So you say you are an expert?

You call yourself an expert?

Jeannette Marshall

Business Development | Digital Marketing | Sales Leadership | Project Management

36 articles
Don't let anyone tell you that they're a specialist or "expert" without checking out what their Klout score is. It is an independent 3rd Party that monitors personalized algorithms to assess "clickability" to confirm what a following likes about what is shared. 
Klout also evaluates what topics are aligned with you. If you are lucky, they will also show what areas others consider you an expert on. It can evolve based on what you share (i.e. for a while, I was considered an expert on Calgary, my home town). defines your score out of 100 to determine where you land among the clutter of zillions of other personal brands world wide. [ YES, among the "realDonaldTrump" ]. See TWOPCHARTS image below on who reigns supreme on Twitter .... for now. It evolves quickly and indicates what social media storm is brewing.
I've used Klout as part of reporting when I helped a leading sales author [ best-selling on AMAZON ] launch his social media efforts. It identified where he was when we got started [ 17% ] and where he sat after 3 months of launching/increasing his online profiles and brand recognition via Klout [ 32% ].
If you are flogging yourself as an expert on something, it would help to determine what others consider your expertise on: what topics you share that interest the majority?
There are other sites that monitor your influence and help to track progress. Like golf, focus on your own score. If you are competing, writing or a brand in a specific area, ensure that you are considered a topic expert in that area.
Alternatively, if you want to be known as an expert, you can always look up who you admire or consider to be one to see how you compare. Likewise, if you are hiring someone who says they are an expert on something, you can check them out for free.
Similar to Klout, KRED authenticates your influence by assigning a score - where you sit as far as influence out of 1000 and Outreach out of 12.
Both Klout and KRED create badges for your blog or website that fluctuates and updates frequently. They also allow you to vote on other brands or personalities that you endorse as having expertise. Endorsements are a nice form of recognition towards others who have helped you by allowing you to share what area of expertise you think they may have based on the topics that you find valuable.
It is easy to sign up: you can authorize by linking either Twitter or Facebook profiles. Since my following on Twitter is more active and larger, I tend to go with that. However, looking at my blog numbers, it shows that my Facebook friends are more actively engaged with what I post.
Quality matters over followers ~ how clickable is your content?
In the world of social media, engagement is what matters, not necessarily the number of followers but the consistency by which people click. Engagement is really about responsiveness. Most brands fall into the habit of posting information relating to themselves, their promotions or contests. Acknowledgement goes a far greater distance when you reply to posts/shares/tweets directly. If someone is advocating for you, it is REALLY important that at minimum you thank them. Again, many brands fall into the trap of posting but not responding. Likely because of constraints on what they authorize or limit responses.
The lesson in all this is that if you think social media is just about posting your own "stuff" you may be misguided. I've seen tech companies announce outages and directly respond to inquiries ... they are more unique than the average, smart enough to know how to interact with users, customers. My guess is that some brands are more diligent with whom they assign the responsibility to.
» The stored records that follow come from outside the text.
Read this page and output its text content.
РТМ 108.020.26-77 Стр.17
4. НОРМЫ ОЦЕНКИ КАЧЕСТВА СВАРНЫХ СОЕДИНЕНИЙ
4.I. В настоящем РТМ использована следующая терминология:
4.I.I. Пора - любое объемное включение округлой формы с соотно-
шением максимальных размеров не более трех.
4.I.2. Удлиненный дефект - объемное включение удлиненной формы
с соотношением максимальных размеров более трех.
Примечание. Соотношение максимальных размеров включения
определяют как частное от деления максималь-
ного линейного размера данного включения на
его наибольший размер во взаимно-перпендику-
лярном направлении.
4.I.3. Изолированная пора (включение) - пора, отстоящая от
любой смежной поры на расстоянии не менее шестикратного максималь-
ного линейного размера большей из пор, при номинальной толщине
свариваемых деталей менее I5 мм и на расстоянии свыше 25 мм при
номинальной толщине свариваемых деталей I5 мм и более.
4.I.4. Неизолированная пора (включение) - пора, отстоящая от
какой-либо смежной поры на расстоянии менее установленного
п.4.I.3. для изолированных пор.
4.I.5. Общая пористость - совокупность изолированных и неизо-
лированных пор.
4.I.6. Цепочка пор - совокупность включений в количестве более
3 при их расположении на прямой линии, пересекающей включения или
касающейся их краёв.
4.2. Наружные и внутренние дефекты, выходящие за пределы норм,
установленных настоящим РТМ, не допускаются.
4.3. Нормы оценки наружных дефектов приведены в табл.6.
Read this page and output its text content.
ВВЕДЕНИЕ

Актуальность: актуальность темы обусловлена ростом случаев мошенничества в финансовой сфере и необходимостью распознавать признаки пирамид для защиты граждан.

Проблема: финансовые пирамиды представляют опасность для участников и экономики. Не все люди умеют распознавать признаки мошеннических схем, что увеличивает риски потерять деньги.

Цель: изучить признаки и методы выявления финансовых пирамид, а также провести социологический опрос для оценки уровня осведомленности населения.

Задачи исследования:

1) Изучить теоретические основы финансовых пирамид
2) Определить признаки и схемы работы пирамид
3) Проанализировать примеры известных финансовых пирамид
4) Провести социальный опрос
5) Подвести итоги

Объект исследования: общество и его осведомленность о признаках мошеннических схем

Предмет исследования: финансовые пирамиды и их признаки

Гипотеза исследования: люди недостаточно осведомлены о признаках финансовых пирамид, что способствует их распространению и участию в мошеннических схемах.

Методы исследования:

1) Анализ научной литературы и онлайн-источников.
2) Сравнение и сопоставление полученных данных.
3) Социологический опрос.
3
Another measurement service:

TWOPCHARTS gives you a lot of information by just looking up a user profile to show the top tweets, top mentions, top of anything (note the average Twopscore is 7.01 where mine is 9.67).
Like most anything else: results matter. Likewise, numbers can tell a story. Deciphering data is a calling. Monitoring your brand online is a responsibility.
Use the tools available that underscore and showcase your influence before you assume bragging rights!
Your online reputation is your personal responsibility. Monitoring it bespeaks wisdom and social media savvy.